Michael Morpurgo’s stories move from happiness and joy to human catastrophe in an inkling. He tells his tales through the eyes of adults and the eyes of a child – often one and the same, simultaneously. His writing is intensely dramatic, his characters endure extraordinary psychological journeys, and he is unflinching in his pursuit of emotional truth. This, combined with characteristic exuberance and joie de vivre, is what makes his work so theatrical and why I am irresistibly drawn to dramatise it.
Private Peaceful is set before and during the First World War – known as The Great War at the beginning of the twentieth century, in the vain hope that there would be no more wars after this ‘war to end all wars’. At the end of Tommo’s story, as he faces the ultimate adversity, we nonetheless hold faith that humanity must one day cease to send its young to unjust slaughter.
Toro! Toro! is set in a Civil – or Uncivil – War: brother against brother, family against family, Spaniard against Spaniard. And the Spanish Civil War also lured idealists from all over the world who had never before raised arms against anyone, who were now fighting for one ideology (International Socialism) against another (Fascism).
The Mozart Question features an adult musician, a violinist, whose Jewish parents have been snagged in a Europe devastated by the Second World War and its Holocaust. Yet even in the depths of their despair they can acknowledge the redemption that can be offered by their music.
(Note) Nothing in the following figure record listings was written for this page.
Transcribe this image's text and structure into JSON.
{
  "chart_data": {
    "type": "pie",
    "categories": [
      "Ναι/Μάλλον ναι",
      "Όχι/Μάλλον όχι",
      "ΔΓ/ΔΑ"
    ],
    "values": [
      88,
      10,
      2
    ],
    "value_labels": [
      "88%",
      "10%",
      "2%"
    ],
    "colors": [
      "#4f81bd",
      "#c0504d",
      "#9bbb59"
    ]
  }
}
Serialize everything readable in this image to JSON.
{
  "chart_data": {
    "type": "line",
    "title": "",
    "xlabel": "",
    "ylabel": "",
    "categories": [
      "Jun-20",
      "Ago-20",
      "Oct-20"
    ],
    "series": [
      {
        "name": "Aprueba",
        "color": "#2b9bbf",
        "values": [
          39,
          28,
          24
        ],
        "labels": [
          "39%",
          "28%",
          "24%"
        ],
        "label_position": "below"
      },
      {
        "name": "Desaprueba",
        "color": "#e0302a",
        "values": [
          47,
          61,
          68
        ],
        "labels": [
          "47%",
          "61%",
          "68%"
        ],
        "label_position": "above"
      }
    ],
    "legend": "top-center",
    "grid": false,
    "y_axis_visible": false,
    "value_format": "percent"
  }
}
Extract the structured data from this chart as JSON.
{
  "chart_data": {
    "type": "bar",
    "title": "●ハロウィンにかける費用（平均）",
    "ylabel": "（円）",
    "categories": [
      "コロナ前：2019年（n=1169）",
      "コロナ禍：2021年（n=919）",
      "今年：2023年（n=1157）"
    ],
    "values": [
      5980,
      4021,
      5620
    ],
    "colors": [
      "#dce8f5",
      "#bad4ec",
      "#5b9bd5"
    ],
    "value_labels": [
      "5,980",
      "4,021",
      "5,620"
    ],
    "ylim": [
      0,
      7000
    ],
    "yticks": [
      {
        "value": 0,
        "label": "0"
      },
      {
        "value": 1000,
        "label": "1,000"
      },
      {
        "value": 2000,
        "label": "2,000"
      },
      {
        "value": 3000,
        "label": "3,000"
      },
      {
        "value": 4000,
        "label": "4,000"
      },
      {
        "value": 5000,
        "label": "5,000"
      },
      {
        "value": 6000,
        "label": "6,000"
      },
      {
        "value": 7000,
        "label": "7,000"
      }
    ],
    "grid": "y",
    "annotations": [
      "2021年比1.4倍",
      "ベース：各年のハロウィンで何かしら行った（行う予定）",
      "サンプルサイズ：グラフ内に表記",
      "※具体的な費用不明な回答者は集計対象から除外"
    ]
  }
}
Each of these three plays for one actor playing umpteen roles is inspired, if that can be the appropriate word, by the shock of war. Wars are ostensibly fought in pursuit of ideals but are always rendered absurd by the adults who take us to war, by their bankrupt morality and cynical materialism and casual indifference. It is the clarity of vision of the children who endure these wars, are orphaned in them, slaughtered in them, survive them against the odds, who are our beacon of hope. It is in these children and their future that the ideals to which we aspire are enshrined – and should never be corrupted to fuel the indecency of war. In telling these stories in the theatre, we bear collective witness to the tenacity of the human imagination, to the passion of the human heart, to the triumph of the human spirit – to the bright spark of humanity that urges us through the dark night of the soul.